The bank is currently running a pilot that charges the E*Trade users a fee of 50 basis points on transaction value, according to Bloomberg. That’s notably lower cost than other major players, including Coinbase, Robinhood and Charles Schwab, which charge 60 to 95 basis points.
Morgan Stanley’s Head of Wealth Management, Jed Finn, said the initiative goes beyond offering cheaper crypto trading and is aimed at “disintermediating the disintermediators,” framing it as a broader structural shift in how clients access digital assets.
The investment banking giant plans to roll the service out to all 8.6 million ETrade customers later this year.

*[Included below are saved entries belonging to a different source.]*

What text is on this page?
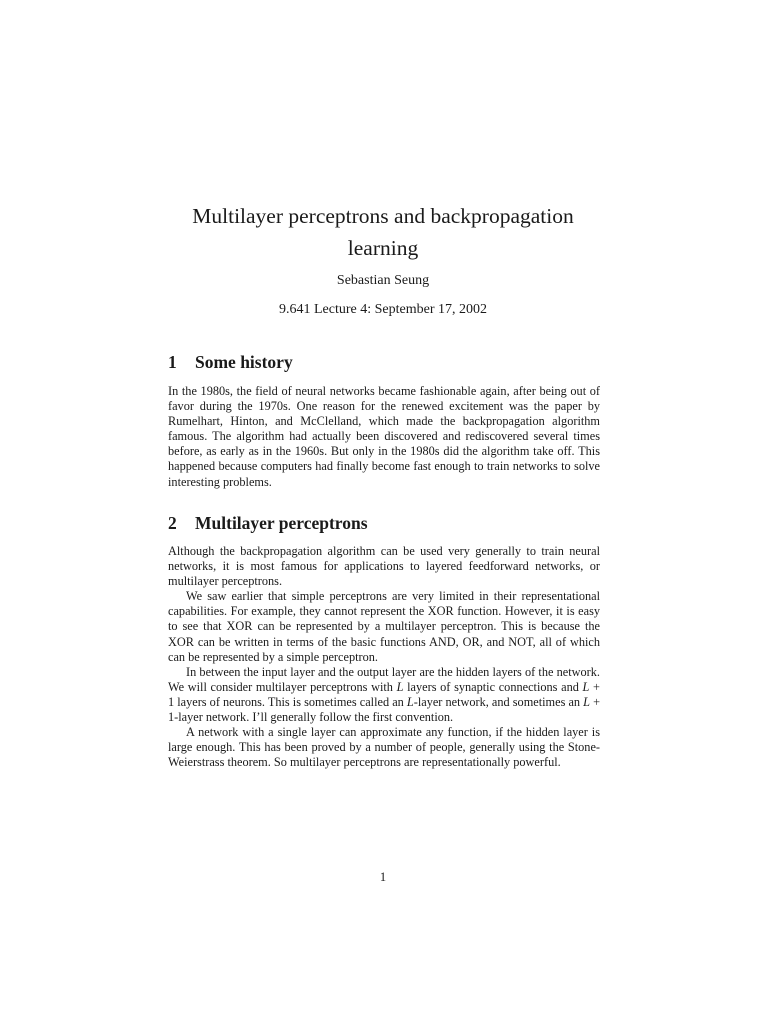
Multilayer perceptrons and backpropagation learning

Sebastian Seung

9.641 Lecture 4: September 17, 2002

1 Some history

In the 1980s, the field of neural networks became fashionable again, after being out of favor during the 1970s. One reason for the renewed excitement was the paper by Rumelhart, Hinton, and McClelland, which made the backpropagation algorithm famous. The algorithm had actually been discovered and rediscovered several times before, as early as in the 1960s. But only in the 1980s did the algorithm take off. This happened because computers had finally become fast enough to train networks to solve interesting problems.

2 Multilayer perceptrons

Although the backpropagation algorithm can be used very generally to train neural networks, it is most famous for applications to layered feedforward networks, or multilayer perceptrons.

We saw earlier that simple perceptrons are very limited in their representational capabilities. For example, they cannot represent the XOR function. However, it is easy to see that XOR can be represented by a multilayer perceptron. This is because the XOR can be written in terms of the basic functions AND, OR, and NOT, all of which can be represented by a simple perceptron.

In between the input layer and the output layer are the hidden layers of the network. We will consider multilayer perceptrons with L layers of synaptic connections and L + 1 layers of neurons. This is sometimes called an L-layer network, and sometimes an L + 1-layer network. I’ll generally follow the first convention.

A network with a single layer can approximate any function, if the hidden layer is large enough. This has been proved by a number of people, generally using the Stone-Weierstrass theorem. So multilayer perceptrons are representationally powerful.

1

The latest offering builds on a series of crypto-related moves in recent months, including the launch of a Bitcoin exchange-traded fund, with planned products tied to ether and solana. Morgan Stanley has also advanced efforts on the infrastructure side, applying for a national trust bank charter that would enable it to directly custody digital assets.
Sources told Bloomberg that the bank is also mulling services that enable conversation of crypto holdings into exchange-traded products without selling and is preparing for potential tokenized equity trading later this year.
These moves are set to amplify competition in a market where Coinbase generated $3.32 billion in consumer transaction revenue in 2025, while Robinhood reported nearly $1 billion in crypto-related revenue.